Ayer fui al baño de la estación de guaguas. Entró un señor maduro, con canas, conductor de autobuses, seguramente. Pasó lo de siempre, esa mirada, ese pararse trinco frente al urinal. Ese volteo lento de espaldas que se levantan como frontera infranqueable pero que a la vez invitan a la cercanía, al acoso, a la depredación.
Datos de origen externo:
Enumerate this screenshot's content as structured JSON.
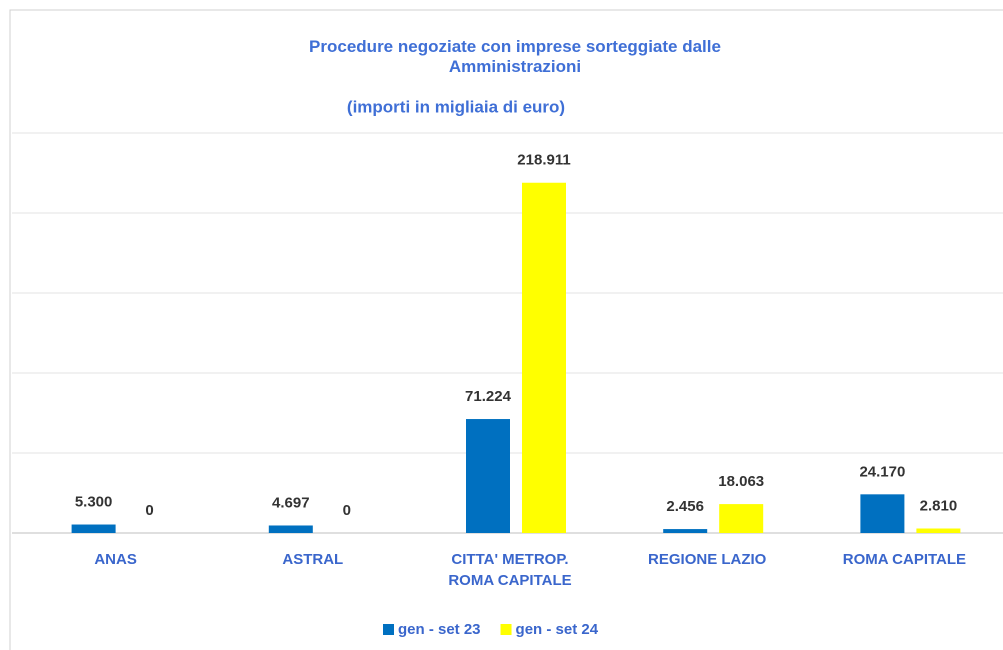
{
  "chart_data": {
    "type": "bar",
    "title": "Procedure negoziate con imprese sorteggiate dalle\nAmministrazioni",
    "subtitle": "(importi in migliaia di euro)",
    "categories": [
      "ANAS",
      "ASTRAL",
      "CITTA' METROP.\nROMA CAPITALE",
      "REGIONE LAZIO",
      "ROMA CAPITALE"
    ],
    "series": [
      {
        "name": "gen - set 23",
        "color": "#0070c0",
        "values": [
          5300,
          4697,
          71224,
          2456,
          24170
        ],
        "value_labels": [
          "5.300",
          "4.697",
          "71.224",
          "2.456",
          "24.170"
        ]
      },
      {
        "name": "gen - set 24",
        "color": "#ffff00",
        "values": [
          0,
          0,
          218911,
          18063,
          2810
        ],
        "value_labels": [
          "0",
          "0",
          "218.911",
          "18.063",
          "2.810"
        ]
      }
    ],
    "ylim": [
      0,
      250000
    ],
    "yticks": [
      0,
      50000,
      100000,
      150000,
      200000,
      250000
    ],
    "grid": true,
    "legend": "bottom"
  }
}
Ese dia me dio con tocárselo al tipo, con hacerle yo el truco con la mano. Quería que me empujaran quizás, que me dieran par de golpes inclusive, que fuera más conmigo la cosa; y él, con su pinga en la mano mía se vacío cuestión de segundos en las lozetas. Yo lo miré desdeñoso, a punto de reirme a carcajadas. El tipo bajó la cabeza, y desde el fondo de sus ojos me miró con la ternura angelical de los derrotados. Entonces pasó, nadie me pregunte cómo, pero pasó, lo empujé contra la puerta del baño, le bajé los pantalones hasta las rodillas, me escupí las manos, lo escupí entre las nalgas y allí mismo en los baños me habitó algo que yo no sabía que podía habitarme. Tan diestro era, tan seguro de cada una de mis entradas y salidas del cuerpo del tipo aquel, tan ajeno a su placer, a su dolor, al mio. Cuando me cansé, paré. No me vine, no tenía caso. El asunto era reclamar lo que me pertenecía, el derecho de los héroes. Mientras el tipo se recogía del piso, me viré de espaldas sonreído. Ni siquiera le dejé ver como me la metía de nuevo al pantalón. No me moví hasta que sentí que el tipo, después de esperar unos instantes, salió del baño.


XVII

Después me fui a la calle, traté de caminar hacia el pueblo, hacia la farmacia, un cine, pero no pude. La cabeza me daba vueltas. Sentía un vahido entre los muslos que hacia que mis piernas pesaran más de lo usual. El guardia aquel viniéndose contra mis lozetas. Los nenes de la biblioteca escupiendo los divisores de inodoros. Mi tio enseñándome a trincar las nalgas. La mancha de leche, esa mancha eterna de leche tierna todavía resbalando contra los azulejos de mis lugares más amados. Di vuelta de talones y regresé a la estación de guaguas. Vi al conductor que recién había clavado alejarse en el autobus de la ruta M-2 hacia su sagrado anonimato. Respiré aliviado y me quedé justo afuera, vigilante, tenso. Entré nervioso, adolorido, como si una cosa estuviera desgarrándome por dentro. Vi la mancha de inmediato, el diseño en leches del chofer dejándose caer sobre sudores y amonias. Miré a ambos lados, miré por debajo de los cubículos de plástico. Miré hacia la puerta y alisté el oído. Nada, nadie. Acerqué la cara a la lozeta, y a la mera cercanía sentí el frío , llamándome.



Y, lleno de salivas, acerqué también la lengua.